Enkel geschikt voor nieuwbouw
Een grote handicap waar betonkernactivering mee worstelt, is dat de techniek in principe enkel in nieuwbouwprojecten kan worden toegepast. Saskia Wouters legt uit waarom: “Het aanleggen van nieuwe betonplaten is onontbeerlijk aangezien de leidingen in de betonstructuur moeten worden gestort. En precies dergelijke structurele ingrepen worden zelden uitgevoerd bij renovaties. Ook is betonkernactivering minder geschikt voor verticale vlakken aangezien wanden zelden vrij blijven. Er worden kasten tegen geplaatst, wat de straling natuurlijk belemmert. Nog een minpuntje is dat de techniek niet toelaat om de temperatuur in elke ruimte afzonderlijk te regelen. Omwille van de lange reactietijd wordt er immers één globale temperatuur aangehouden. Vandaar dat er met enkele grote zones wordt gewerkt.”
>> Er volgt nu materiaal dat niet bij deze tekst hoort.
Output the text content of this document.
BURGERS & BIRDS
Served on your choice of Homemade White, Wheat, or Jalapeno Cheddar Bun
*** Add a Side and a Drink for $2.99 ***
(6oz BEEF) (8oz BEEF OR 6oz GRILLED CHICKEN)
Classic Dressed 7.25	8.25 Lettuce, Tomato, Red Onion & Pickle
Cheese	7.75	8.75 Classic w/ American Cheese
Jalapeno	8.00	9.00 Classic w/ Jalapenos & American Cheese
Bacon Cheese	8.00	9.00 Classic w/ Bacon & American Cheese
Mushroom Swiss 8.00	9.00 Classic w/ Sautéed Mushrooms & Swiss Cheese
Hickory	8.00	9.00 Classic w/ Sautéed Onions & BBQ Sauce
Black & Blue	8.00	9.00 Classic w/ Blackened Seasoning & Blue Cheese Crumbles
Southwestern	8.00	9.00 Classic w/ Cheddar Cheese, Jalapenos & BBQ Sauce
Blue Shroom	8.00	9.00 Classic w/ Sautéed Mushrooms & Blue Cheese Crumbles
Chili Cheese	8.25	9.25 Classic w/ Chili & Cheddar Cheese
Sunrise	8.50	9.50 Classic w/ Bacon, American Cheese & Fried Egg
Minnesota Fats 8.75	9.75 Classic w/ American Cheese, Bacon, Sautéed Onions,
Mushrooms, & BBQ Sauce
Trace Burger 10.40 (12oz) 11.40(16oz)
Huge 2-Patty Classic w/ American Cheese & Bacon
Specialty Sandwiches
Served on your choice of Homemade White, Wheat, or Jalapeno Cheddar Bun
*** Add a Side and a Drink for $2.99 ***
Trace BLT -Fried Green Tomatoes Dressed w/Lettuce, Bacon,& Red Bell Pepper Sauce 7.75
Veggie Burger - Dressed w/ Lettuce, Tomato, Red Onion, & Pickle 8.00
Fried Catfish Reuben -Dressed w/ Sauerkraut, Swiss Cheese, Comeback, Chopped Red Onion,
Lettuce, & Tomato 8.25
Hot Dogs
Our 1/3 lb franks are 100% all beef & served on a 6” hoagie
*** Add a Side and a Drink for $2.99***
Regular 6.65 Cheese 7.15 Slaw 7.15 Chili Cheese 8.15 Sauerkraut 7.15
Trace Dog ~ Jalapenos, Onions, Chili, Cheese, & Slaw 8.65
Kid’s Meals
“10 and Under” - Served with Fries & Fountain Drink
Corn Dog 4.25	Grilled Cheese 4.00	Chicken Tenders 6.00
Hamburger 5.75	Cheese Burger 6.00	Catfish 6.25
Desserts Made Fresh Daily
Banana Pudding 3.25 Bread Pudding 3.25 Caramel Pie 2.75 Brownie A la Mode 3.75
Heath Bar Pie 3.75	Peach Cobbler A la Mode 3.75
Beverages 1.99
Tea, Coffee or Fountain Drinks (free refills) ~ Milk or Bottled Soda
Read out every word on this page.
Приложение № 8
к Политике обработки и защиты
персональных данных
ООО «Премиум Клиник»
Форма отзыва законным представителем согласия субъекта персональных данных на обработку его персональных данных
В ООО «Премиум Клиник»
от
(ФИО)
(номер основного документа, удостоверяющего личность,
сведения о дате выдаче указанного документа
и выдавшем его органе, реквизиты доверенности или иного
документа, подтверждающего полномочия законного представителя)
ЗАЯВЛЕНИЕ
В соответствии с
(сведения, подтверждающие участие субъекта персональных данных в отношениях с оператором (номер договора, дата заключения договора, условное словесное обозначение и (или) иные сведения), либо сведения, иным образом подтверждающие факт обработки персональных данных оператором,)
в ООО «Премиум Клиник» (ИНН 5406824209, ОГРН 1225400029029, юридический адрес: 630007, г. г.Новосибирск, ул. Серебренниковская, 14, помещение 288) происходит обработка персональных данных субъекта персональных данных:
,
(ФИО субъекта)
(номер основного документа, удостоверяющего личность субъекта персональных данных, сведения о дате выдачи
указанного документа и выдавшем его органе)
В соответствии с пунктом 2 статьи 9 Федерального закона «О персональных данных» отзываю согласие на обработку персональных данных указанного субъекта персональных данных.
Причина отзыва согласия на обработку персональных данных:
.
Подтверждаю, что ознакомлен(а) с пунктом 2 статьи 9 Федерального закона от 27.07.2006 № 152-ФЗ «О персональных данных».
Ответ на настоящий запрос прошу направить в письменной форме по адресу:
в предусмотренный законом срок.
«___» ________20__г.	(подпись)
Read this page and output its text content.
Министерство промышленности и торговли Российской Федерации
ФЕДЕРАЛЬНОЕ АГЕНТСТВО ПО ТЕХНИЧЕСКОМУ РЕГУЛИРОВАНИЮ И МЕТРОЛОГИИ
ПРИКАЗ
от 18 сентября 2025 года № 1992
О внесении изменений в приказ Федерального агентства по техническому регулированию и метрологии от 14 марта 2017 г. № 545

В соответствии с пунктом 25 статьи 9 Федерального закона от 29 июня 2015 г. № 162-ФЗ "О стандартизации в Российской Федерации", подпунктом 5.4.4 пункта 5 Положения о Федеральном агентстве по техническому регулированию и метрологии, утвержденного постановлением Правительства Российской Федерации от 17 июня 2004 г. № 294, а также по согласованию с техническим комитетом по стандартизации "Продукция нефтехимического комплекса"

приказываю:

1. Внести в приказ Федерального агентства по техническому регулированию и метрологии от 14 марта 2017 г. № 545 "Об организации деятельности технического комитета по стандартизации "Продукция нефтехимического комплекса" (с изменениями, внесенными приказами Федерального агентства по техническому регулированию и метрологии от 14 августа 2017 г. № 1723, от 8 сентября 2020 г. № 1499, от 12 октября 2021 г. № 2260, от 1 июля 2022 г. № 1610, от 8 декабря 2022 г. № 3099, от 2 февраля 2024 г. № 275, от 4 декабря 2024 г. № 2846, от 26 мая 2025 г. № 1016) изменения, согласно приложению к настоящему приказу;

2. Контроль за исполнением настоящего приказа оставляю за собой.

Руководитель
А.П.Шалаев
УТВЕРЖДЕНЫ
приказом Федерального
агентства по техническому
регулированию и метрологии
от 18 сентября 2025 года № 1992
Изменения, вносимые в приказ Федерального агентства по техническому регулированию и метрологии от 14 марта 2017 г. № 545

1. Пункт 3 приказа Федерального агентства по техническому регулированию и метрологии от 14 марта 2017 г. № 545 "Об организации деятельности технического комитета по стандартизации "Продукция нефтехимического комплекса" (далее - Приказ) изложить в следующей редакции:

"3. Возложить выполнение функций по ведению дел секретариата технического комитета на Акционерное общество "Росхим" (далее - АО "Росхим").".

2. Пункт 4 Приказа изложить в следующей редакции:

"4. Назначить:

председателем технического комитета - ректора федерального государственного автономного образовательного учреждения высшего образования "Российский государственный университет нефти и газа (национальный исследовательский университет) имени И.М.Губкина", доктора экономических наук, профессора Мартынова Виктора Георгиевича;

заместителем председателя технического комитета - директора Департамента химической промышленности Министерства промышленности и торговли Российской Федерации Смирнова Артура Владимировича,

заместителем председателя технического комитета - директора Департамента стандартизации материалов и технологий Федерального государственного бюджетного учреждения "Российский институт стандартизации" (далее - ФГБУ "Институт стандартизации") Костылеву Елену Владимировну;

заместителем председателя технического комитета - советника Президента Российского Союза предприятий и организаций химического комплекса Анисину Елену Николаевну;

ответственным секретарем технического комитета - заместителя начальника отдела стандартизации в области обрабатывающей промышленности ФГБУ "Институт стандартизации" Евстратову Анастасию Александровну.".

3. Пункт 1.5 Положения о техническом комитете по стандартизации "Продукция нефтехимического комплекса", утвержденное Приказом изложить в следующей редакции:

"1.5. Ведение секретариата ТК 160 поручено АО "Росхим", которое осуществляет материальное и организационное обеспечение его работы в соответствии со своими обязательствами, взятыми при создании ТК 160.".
Tenslotte moet je er ook rekening mee houden dat betonkernactivering niet met valse plafonds en verhoogde vloeren samengaat omdat deze – net als wandkasten – de warmte- en koelingsafstraling enkel maar belemmeren. Toch zijn het net deze elementen die het grootste deel van de akoestische demping in grote gebouwen op zich nemen. “Op zich is dit echter geen onoverkomelijk probleem,” vindt Veronique Houben. Er bestaan tal van andere mogelijkheden om de akoestiek in orde te krijgen: aangepast meubilair, tapijten, baffels, wandschermen,….”
Noot: dit artikel is gebaseerd op een artikel van Energymag.nl.